N° 239
du 20/11/2001

Centrafrique


Le parti présidentiel en pleine crise

La crise politico-militaire a exacerbé les tensions déjà anciennes au sein du Mouvement de libération du peuple centrafricain (MLPC), le parti du président Ange-Félix Patassé.
Soudé dans la lutte contre le régime militaire d'André Kolingba (1981-93), le MLPC a vu son unité s'éroder au fil des années de pouvoir.
Signe de défiance, le président Patassé a dissous en octobre la coordination des cadres de son parti, qui militait pour la convocation d'un congrès du MLPC.
L'arrestation du député (MLPC) Serge Wafio, Premier vice-président de l'Assemblée nationale, a crevé un abcès qui mûrissait depuis la reconduction de l'ancien Premier ministre Anicet-Georges Dologuélé, après la réélection de M. Patassé en octobre 1999. Aujourd'hui soupçonné de collusion avec le général François Bozize, le député Wafio était un des animateurs de la contestation au sein du parti.
En 1999, toute une frange du MLPC avait ouvertement critiqué la reconduction à la Primature de M. Dologuélé, un économiste issu de la société civile.

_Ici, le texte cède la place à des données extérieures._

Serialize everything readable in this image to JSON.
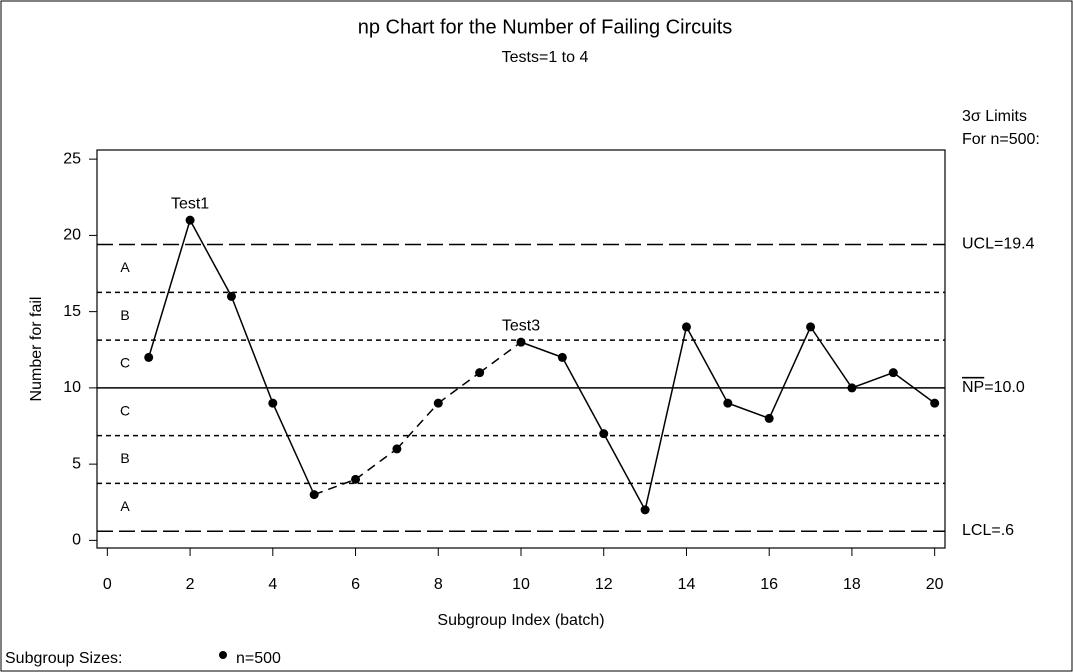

Son équipe gouvernementale ne faisait, selon ses détracteurs, pas la part assez belle aux compagnons de route historiques du président. Le député Wafio, originaire de l'Ouham (nord-ouest) et membre de l'influente ethnie Gbaya, comme le général Bozize, n'a jamais caché dès cette époque ses ambitions de Premier-ministrable.
Et, lorsque M. Dologuélé a été remercié fin mars 2001, après avoir essuyé une grève-marathon des fonctionnaires et la guerre d'usure de l'aile dure du parti, Serge Wafio, l'élu de Bossangoa, était encore sur les rangs pour le remplacer.
Mais le 1er avril, c'est sur Martin Ziguélé, l'actuel Premier ministre, que s'était porté le choix du président Patassé, tandis que la direction du MLPC manifestait sa préférence pour Eric Sorongopé, l'actuel ministre des Finances.
L'hostilité du député Wafio envers M. Dologuélé a aussi envenimé sa relation avec le président de l'Assemblée nationale, Luc Apollinaire Dondon-Konamabaye, parrain politique de l'ancien Premier ministre et "cacique" écouté du parti.
Parent du président Patassé, Dondon-Konamabaye avait averti à l'Assemblée que le MLPC pouvait receler en son sein des complices du coup d'Etat avorté du 28 mai, attribué à l'ancien président André Kolingba.
"L'affaire Bozize" et l'arrestation de Serge Wafio ont depuis nourri les soupçons sur une fronde des Gbayas de l'Ouham, région natale très peuplée de la défunte Lucienne Patassé, première épouse du président. Certains cadres Gbaya s'estimeraient sous-représentés dans les hautes sphères de l'Etat au regard de leur poids électoral lors des présidentielles de 1993 et 1999.
Serge Wafio a ainsi créé, en marge du parti, un Cercle de réflexion et d'action pour la démocratie (CRAD), une structure informelle réunissant en majorité des députés MLPC Gbaya de l'Ouham. La présidence voyait d'un mauvais oeil ce club à tonalité tribale, susceptible de se transformer un jour en force politique.
Des témoignages d'habitants affirmant avoir vu le député Wafio distribuer des armes aux partisans du général Bozize dans son quartier de Boy-Rabé, ont précipité la chute du député insoumis. Mais ce faisant, le président Patassé a pris le risque de voir se réduire encore davantage son assise natioale.